Week 7: Testing with users & final presentation > 7c Reflecting on your work > Benchmark video week 7

  • Koen, are you ready? Sure I am, but I am also looking forward to test it with the final user.
  • Hi, so the next step, let us think about the test and the prototype for this concept.
  • Okay, so our concept is an application, but how are we going to test that? Well I have tested an interface before and what we used was a paper prototype.
  • Oh okay, that is cool, but on the other side we are not really testing the impact then of the application.
  • Maybe we can fake that in a way as well, so that we can also test if it meets our design challenge.
  • For the usability test the app’s screens are designed, printed and cut out, so the participant can experience the interface of the application through a paper prototype.
  • For our second part of the test we will fake the real functionality of the app, we will send the user mobile text messages during one week.
  • For conducting our test we made a new appointment with our user.
  • Accordingly we discuss the set up with the user of the second test.
  • We made an appointment to meet again after one week of testing.
  • Every day I send our user a picture of my breakfast, which he could rank, and then he could send me a picture of his breakfast.
  • Fruit or Dare is an application designed to support efficiency seeking professionals to take time for themselves in the morning and to pursue a healthy breakfast routine.
  • While testing this application we found out that our user was motivated to take time for himself in the morning, to eat healthy.
  • Some aspects of the interface have to be re-designed in order to be fully understandable, and its redesign also has to be tested.
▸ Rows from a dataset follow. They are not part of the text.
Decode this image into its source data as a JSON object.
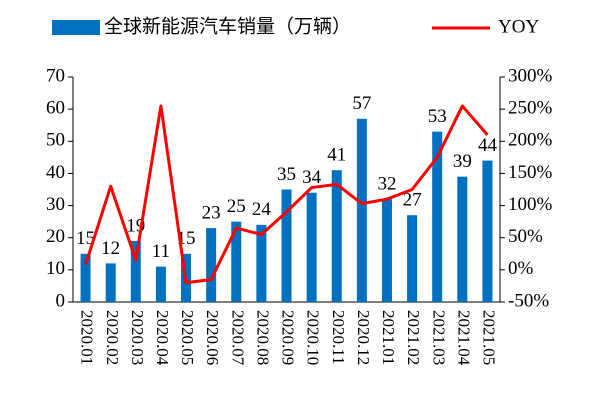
{
  "chart_data": {
    "type": "bar",
    "categories": [
      "2020.01",
      "2020.02",
      "2020.03",
      "2020.04",
      "2020.05",
      "2020.06",
      "2020.07",
      "2020.08",
      "2020.09",
      "2020.10",
      "2020.11",
      "2020.12",
      "2021.01",
      "2021.02",
      "2021.03",
      "2021.04",
      "2021.05"
    ],
    "series": [
      {
        "name": "全球新能源汽车销量（万辆）",
        "type": "bar",
        "color": "#0070c0",
        "values": [
          15,
          12,
          19,
          11,
          15,
          23,
          25,
          24,
          35,
          34,
          41,
          57,
          32,
          27,
          53,
          39,
          44
        ]
      },
      {
        "name": "YOY",
        "type": "line",
        "axis": "y2",
        "color": "#ff0000",
        "values": [
          8,
          130,
          15,
          255,
          -20,
          -15,
          65,
          55,
          90,
          128,
          133,
          103,
          110,
          125,
          175,
          255,
          210
        ]
      }
    ],
    "ylim": [
      0,
      70
    ],
    "yticks": [
      0,
      10,
      20,
      30,
      40,
      50,
      60,
      70
    ],
    "y2lim": [
      -50,
      300
    ],
    "y2ticks": [
      {
        "value": -50,
        "label": "-50%"
      },
      {
        "value": 0,
        "label": "0%"
      },
      {
        "value": 50,
        "label": "50%"
      },
      {
        "value": 100,
        "label": "100%"
      },
      {
        "value": 150,
        "label": "150%"
      },
      {
        "value": 200,
        "label": "200%"
      },
      {
        "value": 250,
        "label": "250%"
      },
      {
        "value": 300,
        "label": "300%"
      }
    ],
    "grid": false
  }
}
Week 7: Testing with users & final presentation > * Sofa Session – Reflection on week 6: Developing & evaluating concepts > Sofa session week 7

  • Ok, we are now here in the Alps and we’re at a woodwork shop and the interesting is that he is the designer and also the maker of of this product, but he even grows the wood here in his own land.
  • Last week I was talking about how you can come from a idea to a concept by more detailing the form and the details, like here.
  • We also talked about you can combine different concepts to another one and it was very nice to see that [name], he really did this, he combined his first and second concept to a fourth concept and used the strength of these both concepts.
  • The third concept was actually about smell, how smell can help you to be relaxed and then finally wake up in a relaxed way.
  • Another concept of [name] is his first one, is wake app and the idea is that your friends are helping you to wake up which is a very nice idea, but it’s maybe also already existing.
  • Next we have [name] and she purpose three chemical solution for some sub-functions, so these are not really complete concepts but sub-functions for different functions of the product.
  • I think it’s very nice at all three concept, that they all meet some how her challenge, but she has the timebox, the missionspy cards and the task watch.
  • Ok you are now going to select your concept and you are going to test it with your intended users.
  • You can make a very detailed model, you can make a rough model, you can make some scale models or you just take your drawings and sketches and you ask for feed back from you intended users.
  • Ok that’s for now and good luck with your last iteration for your concept, you final concept and also your final presentation.